There is no recruiting benefit for these camps – at more, there might be an extremely talented 8th grader who, maybe four years from now, will put experience a little more weight when deciding where to go. These aren’t fundraising missions, booster handshake events, or photo ops (aside from parents thrilled to see their kids trying to hit a battle dummy properly), these are legitimate experiences and uplifting for Florida communities unparalleled by any other staff before him at FSU – or really, any other great university in the state.

Here’s a Power Five college football staff member, along with assistants, hanging out for photoshoots, casually chatting with parents, coaching elementary school kids free, only to give them the opportunity to experience it.

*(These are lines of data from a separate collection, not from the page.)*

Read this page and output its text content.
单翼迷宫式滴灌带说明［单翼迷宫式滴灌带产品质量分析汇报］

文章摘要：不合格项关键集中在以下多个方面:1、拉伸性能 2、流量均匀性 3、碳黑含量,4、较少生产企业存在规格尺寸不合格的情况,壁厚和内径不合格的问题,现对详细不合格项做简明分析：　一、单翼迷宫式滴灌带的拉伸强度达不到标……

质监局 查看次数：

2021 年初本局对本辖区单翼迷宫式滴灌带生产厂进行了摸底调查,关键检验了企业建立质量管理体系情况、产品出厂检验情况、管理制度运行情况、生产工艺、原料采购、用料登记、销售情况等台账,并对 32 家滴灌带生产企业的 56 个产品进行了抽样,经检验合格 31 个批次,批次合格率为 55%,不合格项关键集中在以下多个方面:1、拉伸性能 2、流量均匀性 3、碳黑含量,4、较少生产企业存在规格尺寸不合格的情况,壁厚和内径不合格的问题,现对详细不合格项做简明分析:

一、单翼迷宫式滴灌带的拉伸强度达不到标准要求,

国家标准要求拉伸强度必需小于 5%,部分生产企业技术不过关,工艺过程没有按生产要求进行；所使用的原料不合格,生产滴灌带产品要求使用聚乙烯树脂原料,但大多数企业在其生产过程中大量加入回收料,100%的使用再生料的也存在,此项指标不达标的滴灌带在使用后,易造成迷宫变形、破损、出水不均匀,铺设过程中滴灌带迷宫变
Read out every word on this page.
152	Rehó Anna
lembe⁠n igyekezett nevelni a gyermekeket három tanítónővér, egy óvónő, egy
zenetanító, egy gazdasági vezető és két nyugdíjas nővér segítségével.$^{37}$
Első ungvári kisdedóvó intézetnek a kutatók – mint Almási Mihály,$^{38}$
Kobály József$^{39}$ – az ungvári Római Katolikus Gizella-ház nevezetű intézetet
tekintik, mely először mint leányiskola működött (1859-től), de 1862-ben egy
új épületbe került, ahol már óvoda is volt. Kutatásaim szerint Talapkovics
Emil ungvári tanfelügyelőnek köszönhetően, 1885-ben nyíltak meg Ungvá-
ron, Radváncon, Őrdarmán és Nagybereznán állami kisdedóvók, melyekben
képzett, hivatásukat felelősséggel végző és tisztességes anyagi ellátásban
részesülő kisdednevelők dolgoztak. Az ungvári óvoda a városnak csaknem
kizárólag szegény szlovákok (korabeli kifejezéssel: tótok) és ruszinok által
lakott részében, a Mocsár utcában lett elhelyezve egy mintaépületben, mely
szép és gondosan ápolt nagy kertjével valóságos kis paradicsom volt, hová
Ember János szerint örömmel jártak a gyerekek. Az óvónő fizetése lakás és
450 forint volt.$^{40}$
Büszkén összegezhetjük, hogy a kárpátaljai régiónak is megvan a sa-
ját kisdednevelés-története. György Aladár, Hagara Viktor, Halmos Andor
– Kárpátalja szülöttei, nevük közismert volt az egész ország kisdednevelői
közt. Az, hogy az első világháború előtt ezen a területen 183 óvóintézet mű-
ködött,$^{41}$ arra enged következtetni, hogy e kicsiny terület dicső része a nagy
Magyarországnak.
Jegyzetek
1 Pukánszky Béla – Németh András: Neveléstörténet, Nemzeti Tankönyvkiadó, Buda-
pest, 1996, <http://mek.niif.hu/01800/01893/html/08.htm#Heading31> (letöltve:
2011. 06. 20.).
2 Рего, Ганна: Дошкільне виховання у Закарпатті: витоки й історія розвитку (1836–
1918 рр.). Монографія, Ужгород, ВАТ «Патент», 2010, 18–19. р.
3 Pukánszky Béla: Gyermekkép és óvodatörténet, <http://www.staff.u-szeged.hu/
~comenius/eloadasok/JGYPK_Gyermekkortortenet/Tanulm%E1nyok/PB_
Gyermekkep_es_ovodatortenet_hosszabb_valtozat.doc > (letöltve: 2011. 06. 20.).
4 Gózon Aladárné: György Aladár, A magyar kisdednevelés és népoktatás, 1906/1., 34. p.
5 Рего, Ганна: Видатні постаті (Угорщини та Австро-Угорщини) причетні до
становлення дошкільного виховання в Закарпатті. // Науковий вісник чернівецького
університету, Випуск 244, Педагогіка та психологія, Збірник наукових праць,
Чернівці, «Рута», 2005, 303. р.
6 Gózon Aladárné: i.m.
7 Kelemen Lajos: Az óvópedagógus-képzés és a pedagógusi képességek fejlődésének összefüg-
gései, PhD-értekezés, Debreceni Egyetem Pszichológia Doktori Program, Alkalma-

“We all need direction,” he said in an interview with Tomahawk Nation earlier this year. “And as a coach I can kind of put everything I have in them to help provide them with the structure of what it takes to be successful and push them to levels they may not know. to be not that they’re able to be able to be able to achieve. It’s a profession and a position that I have always respected. The great coaches that I had, as I grew up, you know, they helped you invest in me not only what i was a football player but the young man and i am so glad i can.

There is almost Ted Lasso –Sincere esque to Norvell’s desire to coach winners not only on the pitch, but off the pitch as well, and he’s constantly on display. Every coach falls prey to the coach’s talk (the generic non-responses we’ve heard from everyone at every level), but for Norvell, it expresses the honesty of his desire to rise and rise. make an impact throughout the game. The way he runs at each of these stops, picking up kids too young to participate but still curious and helping them through the exercises, shows how much the game has meant to him and how well he knows he can pay off.